Alors, le ministre aura l'occasion — nous lui en donnerons le temps — en commission parlementaire, de répondre à cette observation, car, en ce qui regarde les municipalités, elles sont tout à fait jalouses de leur autonomie et certainement qu'elles ne voudraient pas se voir imposer par cette nouvelle régie des travaux peut-être un peu trop dispendieux pour les moyens financiers de leurs commettants. Vous savez sans aucun doute — je l'ai mentionné ce matin — que la réforme de la fiscalité municipale a certainement apporté des remèdes financiers aux problèmes de plusieurs municipalités, mais, par contre, plusieurs d'entre elles ont déjà occupé tout le champ laissé vacant par les commissions scolaires.

Mme la Présidente, vous savez que le projet de loi 57 a, en quelque sorte, confirmé de façon formelle ce principe que nos élus municipaux tiennent jalousement à conserver, soit leur autonomie. Il est pourtant curieux de noter qu'après tant d'années de discussions de toutes sortes entre les municipalités et le gouvernement pour en arriver à élargir l'autonomie des municipalités, un ministre vienne porter atteinte au principe de l'autonomie municipale par l'article 23 de ce projet de loi. Je me' demande, Mme la Présidente, quel genre de discussion le ministre de l'Environnement a eu avec son collègue des Affaires municipales. Je ne peux comprendre que le ministre des Affaires municipales qui a mis tant d'énergie à

élargir l'autonomie des municipalités ait accepté ces dispositions sans rien dire. Mme la Présidente, dans ce gouvernement, on donne d'une main et on retire de l'autre.

En plus de cela, il faut également s'interroger sur la capacité de payer des municipalités. Les municipalités ont profité de la manne passagère que la réforme fiscale leur a apportée, mais combien de temps cela durera-t-il? Une étude de l'Union des municipalités du Québec nous démontre que dès 1981 plusieurs municipalités auront occupé le champ d'impôt laissé vacant par les commissions scolaires et c'est pour cela qu'il devient dangereux pour les municipalités qu'un article de loi permette au ministre de l'Environnement de passer par-dessus la tête des autorités municipales. On sait, Mme la Présidente, quelle sorte d'ingérence cela pourrait donner. J'aurais aimé également qu'on entende l'Union des municipalités du Québec et l'Union des conseils de comté avant le début de la deuxième lecture, car il me semble qu'il aurait été plus logique que l'on procède ainsi.

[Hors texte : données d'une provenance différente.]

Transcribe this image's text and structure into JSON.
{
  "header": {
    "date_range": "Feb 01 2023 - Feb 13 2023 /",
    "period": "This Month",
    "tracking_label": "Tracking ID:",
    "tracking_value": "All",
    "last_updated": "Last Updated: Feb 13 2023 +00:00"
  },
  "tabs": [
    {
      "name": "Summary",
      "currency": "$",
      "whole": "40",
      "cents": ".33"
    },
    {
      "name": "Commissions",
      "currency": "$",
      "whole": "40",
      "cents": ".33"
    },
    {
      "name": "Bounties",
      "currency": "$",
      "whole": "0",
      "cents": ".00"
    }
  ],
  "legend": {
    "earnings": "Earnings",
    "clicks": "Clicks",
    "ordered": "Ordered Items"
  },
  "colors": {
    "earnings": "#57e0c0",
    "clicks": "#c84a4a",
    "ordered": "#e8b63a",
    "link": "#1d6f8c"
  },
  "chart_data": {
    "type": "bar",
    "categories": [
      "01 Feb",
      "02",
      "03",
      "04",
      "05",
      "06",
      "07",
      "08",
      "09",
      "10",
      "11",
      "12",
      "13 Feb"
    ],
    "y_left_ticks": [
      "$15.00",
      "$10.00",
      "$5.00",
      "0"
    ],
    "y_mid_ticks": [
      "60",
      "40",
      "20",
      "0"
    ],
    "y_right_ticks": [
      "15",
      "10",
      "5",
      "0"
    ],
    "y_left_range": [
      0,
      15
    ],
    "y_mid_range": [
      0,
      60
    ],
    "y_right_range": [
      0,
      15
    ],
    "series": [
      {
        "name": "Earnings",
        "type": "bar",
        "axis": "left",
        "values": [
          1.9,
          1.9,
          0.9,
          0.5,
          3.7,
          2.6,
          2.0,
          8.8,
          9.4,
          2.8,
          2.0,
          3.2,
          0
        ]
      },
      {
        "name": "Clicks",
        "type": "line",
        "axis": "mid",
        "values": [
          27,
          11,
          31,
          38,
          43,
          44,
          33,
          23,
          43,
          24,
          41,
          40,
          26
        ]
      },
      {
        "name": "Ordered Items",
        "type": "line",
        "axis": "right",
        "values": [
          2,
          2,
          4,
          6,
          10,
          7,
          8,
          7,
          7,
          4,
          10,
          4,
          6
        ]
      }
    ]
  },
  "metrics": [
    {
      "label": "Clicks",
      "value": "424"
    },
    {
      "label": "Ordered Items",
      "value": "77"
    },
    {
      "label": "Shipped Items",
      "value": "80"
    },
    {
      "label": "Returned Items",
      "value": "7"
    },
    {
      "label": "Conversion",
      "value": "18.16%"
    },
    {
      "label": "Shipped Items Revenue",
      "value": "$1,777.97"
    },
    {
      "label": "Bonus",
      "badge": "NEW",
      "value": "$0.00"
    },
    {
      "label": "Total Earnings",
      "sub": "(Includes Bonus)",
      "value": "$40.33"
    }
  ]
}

Le présent projet de loi a pour objet de constituer la Société québécoise d'assainissement des eaux. Cette société aura d'abord pour objet de concevoir, construire, améliorer, agrandir et mettre en marché des ouvrages d'assainissement des eaux pour les besoins des municipalités et d'exécuter des travaux de réfection des réseaux d'égouts municipaux; deuxièmement, d'exécuter des études de réfection des réseaux d'égouts municipaux et d'autres études concernant les égouts municipaux et l'assainissement des eaux usées des municipalités. Les objets précités sont louables et les moyens proposés sont acceptables. Nous ne pouvons nous y opposer. Cependant, les municipalités ne sont pas les seules à polluer nos lacs et nos cours d'eau. (13 h 10)

A début de mes remarques, Mme la Présidente, je vous ai prévenue que je vous reparlerais de la rivière Yamaska et j'y arrive. Pas plus tard que le 4 juin dernier, je recevais un télégramme des citoyens de Farnham qui se lit comme suit. Ce télégramme m'a été envoyé par le Front de dépollution de la Yamaska, secteur Farnham: "Demande appui auprès du ministre de l'Environnement pour modification des lois sur l'épandage du purin près des cours d'eau pour rendre plus sévère la Loi sur la production animale concernant l'environnement". Et ils posaient des questions.

Etant donné que, ce matin, le député d'Iberville a profité de la période des questions pour demander au ministre certains éclaircissements et que ce dernier a répondu à ses questions, ainsi qu'à celles du député de Maskinongé et de moi-même, point n'est besoin de revenir sur le sujet.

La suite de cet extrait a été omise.